AWS Glue is a cloud service that prepares data for analysis through automated extract, transform and load (ETL) processes. Glue also supports MySQL, Oracle, Microsoft SQL Server and PostgreSQL databases that run on Amazon Elastic Compute Cloud (EC2) instances in an Amazon Virtual Private Cloud. AWS Glue is a fully-managed, pay-as-you-go, extract, transform, and load (ETL) service that automates the time-consuming steps of data preparation for analytics.
2. When will I use AWS Glue for Streaming ?
AWS Glue is recommended for Streaming when your use cases are primarily ETL and when you want to run jobs on a serverless Apache Spark-based platform.
3. How to launch the Spark history server ?
We can launch the Spark history server using a AWS CloudFormation template that hosts the server on an EC2 instance, or launch locally using Docker.
4. How does a glue crawler determine when to create partitions ?

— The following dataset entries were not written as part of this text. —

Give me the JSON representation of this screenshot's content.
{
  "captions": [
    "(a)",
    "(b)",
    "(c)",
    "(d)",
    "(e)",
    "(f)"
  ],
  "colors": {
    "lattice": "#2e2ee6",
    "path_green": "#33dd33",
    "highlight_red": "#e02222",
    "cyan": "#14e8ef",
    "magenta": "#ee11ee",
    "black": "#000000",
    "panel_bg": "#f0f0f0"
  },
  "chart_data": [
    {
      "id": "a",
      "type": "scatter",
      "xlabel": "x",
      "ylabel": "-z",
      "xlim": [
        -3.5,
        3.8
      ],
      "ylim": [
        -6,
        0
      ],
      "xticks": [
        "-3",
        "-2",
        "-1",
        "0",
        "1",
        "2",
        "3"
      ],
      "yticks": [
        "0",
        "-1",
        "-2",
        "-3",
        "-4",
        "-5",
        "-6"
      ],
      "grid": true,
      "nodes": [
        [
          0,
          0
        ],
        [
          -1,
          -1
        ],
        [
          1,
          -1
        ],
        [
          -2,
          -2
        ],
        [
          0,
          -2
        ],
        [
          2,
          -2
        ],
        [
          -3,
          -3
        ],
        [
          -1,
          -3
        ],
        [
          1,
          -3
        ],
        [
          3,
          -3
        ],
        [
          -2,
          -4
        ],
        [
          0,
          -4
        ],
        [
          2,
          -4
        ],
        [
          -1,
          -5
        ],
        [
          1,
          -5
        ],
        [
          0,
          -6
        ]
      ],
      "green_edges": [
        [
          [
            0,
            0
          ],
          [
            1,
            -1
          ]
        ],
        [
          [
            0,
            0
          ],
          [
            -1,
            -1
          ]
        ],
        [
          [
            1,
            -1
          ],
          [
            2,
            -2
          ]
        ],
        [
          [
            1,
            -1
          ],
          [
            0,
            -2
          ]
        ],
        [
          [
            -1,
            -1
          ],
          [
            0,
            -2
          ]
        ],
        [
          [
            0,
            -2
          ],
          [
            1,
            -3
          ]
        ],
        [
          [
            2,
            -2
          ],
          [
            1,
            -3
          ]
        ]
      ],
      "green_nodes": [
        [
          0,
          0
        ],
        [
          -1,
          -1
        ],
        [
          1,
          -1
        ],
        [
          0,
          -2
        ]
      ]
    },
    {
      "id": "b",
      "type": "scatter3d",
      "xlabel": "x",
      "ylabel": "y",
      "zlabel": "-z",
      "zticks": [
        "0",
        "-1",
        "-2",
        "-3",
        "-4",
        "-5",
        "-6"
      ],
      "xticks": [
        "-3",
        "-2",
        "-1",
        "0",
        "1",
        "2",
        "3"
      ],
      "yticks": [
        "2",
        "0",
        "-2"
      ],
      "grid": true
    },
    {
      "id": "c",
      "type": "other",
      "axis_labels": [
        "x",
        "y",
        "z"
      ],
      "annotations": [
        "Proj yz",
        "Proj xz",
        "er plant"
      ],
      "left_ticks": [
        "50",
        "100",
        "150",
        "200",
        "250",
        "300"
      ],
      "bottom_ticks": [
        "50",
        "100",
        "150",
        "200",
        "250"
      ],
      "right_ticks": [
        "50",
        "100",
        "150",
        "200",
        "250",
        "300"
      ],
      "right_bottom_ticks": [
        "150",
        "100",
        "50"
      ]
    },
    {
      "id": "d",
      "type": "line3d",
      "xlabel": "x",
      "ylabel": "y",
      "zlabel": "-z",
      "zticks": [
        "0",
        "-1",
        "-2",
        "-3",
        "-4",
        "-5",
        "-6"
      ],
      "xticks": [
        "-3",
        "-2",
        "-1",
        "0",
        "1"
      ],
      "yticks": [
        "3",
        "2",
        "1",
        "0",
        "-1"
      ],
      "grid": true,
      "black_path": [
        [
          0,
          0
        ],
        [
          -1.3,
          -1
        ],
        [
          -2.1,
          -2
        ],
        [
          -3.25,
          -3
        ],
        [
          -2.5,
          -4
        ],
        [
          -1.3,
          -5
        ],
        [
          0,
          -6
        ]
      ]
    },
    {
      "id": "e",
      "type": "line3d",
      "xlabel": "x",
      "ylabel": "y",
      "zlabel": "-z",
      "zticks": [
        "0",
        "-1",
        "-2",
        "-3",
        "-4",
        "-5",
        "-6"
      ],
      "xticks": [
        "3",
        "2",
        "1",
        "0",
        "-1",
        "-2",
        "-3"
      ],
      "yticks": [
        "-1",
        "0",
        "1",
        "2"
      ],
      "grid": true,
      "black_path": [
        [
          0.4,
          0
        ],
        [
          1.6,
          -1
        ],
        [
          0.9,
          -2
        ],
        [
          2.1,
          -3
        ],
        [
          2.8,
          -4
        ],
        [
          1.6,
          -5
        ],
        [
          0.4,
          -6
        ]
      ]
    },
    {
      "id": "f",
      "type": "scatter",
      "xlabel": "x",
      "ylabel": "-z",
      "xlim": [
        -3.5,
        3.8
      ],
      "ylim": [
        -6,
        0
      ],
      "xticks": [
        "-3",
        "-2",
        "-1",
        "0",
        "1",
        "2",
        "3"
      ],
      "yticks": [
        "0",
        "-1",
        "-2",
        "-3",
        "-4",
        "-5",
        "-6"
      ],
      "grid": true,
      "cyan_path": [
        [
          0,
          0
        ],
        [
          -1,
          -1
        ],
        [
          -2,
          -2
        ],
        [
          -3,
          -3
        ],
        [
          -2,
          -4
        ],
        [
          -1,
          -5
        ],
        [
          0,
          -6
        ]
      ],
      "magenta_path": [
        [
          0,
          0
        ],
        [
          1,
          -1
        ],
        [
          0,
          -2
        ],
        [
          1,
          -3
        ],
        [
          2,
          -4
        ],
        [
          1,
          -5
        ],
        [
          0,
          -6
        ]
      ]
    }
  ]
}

When an AWS Glue crawler scans Amazon S3 path and if detects multiple folders in a bucket, it determines the root of a table in the folder structure and which folders are partitions of a table. The name of the table is based on the Amazon S3 prefix or folder name. You provide an Include path that points to the folder level to crawl. When the majority of schemas at a folder level are similar, the crawler creates partitions of a table instead of two separate tables.
5. When do I use a Glue Classifier ?
You use classifiers when you crawl a data store to define metadata tables in the AWS Glue Data Catalog. You can set up your crawler with an ordered set of classifiers. When the crawler invokes a classifier, the classifier determines whether the data is recognized. If the classifier can’t recognize the data or is not 100 percent certain, the crawler invokes the next classifier in the list to determine whether it can recognize the data.